In an action, inter alia, for a judgment declaring that the plaintiff tenant is in compliance with the terms of a lease with the defendant landlord, the plaintiff appeals from an order of the Supreme Court, Westchester County (Lefkowitz, J.), dated February 22, 2001, which denied his motion for an award of a reasonable attorney’s fee and expenses pursuant to Real Property Law § 234.
Ordered that the order is reversed, on the law, with costs, the motion is granted, and the matter is remitted to the Supreme Court, Westchester County, for the entry of a judgment in favor of the plaintiff and against the defendant including an attorney’s fee and expenses incurred before the appeal in the sum of $17,657.50, without prejudice to the plaintiff further seeking, if he be so advised, an award of an attorney’s fee and expenses incurred on this appeal other than those included in the award of “costs” in this decision and order.

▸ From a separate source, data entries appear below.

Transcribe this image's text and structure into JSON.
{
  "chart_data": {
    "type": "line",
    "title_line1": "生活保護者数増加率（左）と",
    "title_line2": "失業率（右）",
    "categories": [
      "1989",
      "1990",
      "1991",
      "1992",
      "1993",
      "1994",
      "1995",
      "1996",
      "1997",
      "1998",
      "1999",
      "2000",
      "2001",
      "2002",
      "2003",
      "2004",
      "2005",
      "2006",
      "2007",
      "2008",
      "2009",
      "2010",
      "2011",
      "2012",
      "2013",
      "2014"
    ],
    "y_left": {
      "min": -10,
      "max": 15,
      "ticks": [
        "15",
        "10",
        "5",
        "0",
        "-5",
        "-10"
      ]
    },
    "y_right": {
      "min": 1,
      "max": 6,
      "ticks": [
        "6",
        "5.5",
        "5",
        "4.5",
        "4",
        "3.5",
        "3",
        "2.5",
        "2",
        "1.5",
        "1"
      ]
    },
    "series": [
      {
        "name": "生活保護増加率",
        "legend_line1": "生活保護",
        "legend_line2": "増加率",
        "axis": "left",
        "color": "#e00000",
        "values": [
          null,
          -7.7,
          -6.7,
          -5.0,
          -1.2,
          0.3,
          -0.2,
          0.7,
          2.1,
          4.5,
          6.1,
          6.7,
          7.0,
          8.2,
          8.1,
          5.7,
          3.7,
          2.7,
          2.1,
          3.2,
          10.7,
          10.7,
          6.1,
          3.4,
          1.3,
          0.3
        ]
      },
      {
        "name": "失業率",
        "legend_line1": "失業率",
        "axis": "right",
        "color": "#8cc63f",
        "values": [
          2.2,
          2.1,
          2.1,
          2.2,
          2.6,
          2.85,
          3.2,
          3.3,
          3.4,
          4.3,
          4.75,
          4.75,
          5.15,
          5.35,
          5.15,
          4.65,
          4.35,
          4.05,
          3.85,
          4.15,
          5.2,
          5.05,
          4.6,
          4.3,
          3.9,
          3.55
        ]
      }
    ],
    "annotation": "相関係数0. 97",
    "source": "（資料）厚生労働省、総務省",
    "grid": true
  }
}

The defendant served a combined notice to cure and to surrender possession of the plaintiff’s premises (hereinafter the Combined Notice), necessitating the plaintiff’s commencement of this declaratory judgment action and motion for a Yellow*493stone injunction (see, First Natl. Stores v Yellowstone Shopping Ctr., 21 NY2d 630). The defendant answered and asserted a counterclaim for a judgment declaring that the leasehold had terminated and that the defendant was entitled to possession of the apartment at issue. The defendant’s counterclaim was grounded in the same alleged violations of the provisions of the lease for which he served the Combined Notice. The plaintiff prevailed on his complaint and successfully defended against the defendant’s counterclaim.
The Supreme Court erred in denying the plaintiff’s motion to recover a reasonable attorney’s fee and expenses pursuant to Real Property Law § 234. This statute established the reciprocal right of a tenant to recover an attorney’s fee and expenses when the same benefit is bestowed upon the landlord under the parties’ lease (see, Matter of Duell v Condon, 84 NY2d 773, 780). Paragraph 18 of the lease between the plaintiff tenant and the defendant landlord provided that the landlord was entitled to recover legal expenses and an attorney’s fee “[i]n case of any * * * default [by the tenant in fulfilling any of the covenants of this lease] and/or dispossess by summary proceedings or otherwise.”
Here, the defendant’s service of the Combined Notice and his assertion of a counterclaim for a judgment declaring that the leasehold had terminated and that the defendant was entitled to possession of the apartment fall within the broad language of paragraph 18 of the lease which, had the defendant prevailed, would have entitled him to the recovery of an attorney’s fee and expenses for his efforts in dispossessing the plaintiff of the premises “by summary proceeding or otherwise” (emphasis supplied). The reasonable construction is that the plaintiff is entitled to a reciprocal right to an attorneys fee for his successful defense to the defendant’s counterclaim, in the same manner as he would have been in the successful defense of a summary proceeding arising out of alleged breaches of the lease. To hold otherwise based upon the procedural course the plaintiff was required to follow in order to protect his leasehold interest would eviscerate the Legislature’s intent in "enacting Real Property Law § 234 to “redress the recognized inequality at the bargaining table between landlord and tenant, and to protect the public interest involved” (Cier Indus. Co. v Hessen, 136 AD2d 145, 150; see also, Matter of Duell v. Condon, supra, at 780).
No hearing is required on the amount of an attorney’s fee and expenses sought by the plaintiff prior to taking this appeal since the defendant did not contest the reasonableness of the *494requested fee and expenses (see, Guiliano v Carlisle, 236 AD2d 364, 365; Kumble v Windsor Plaza Co., 161 AD2d 259). Thus, the Supreme Court shall enter judgment in the plaintiffs favor in the sum of $17,657.50. Luciano, J.P., Townes, Crane and Prudenti, JJ., concur.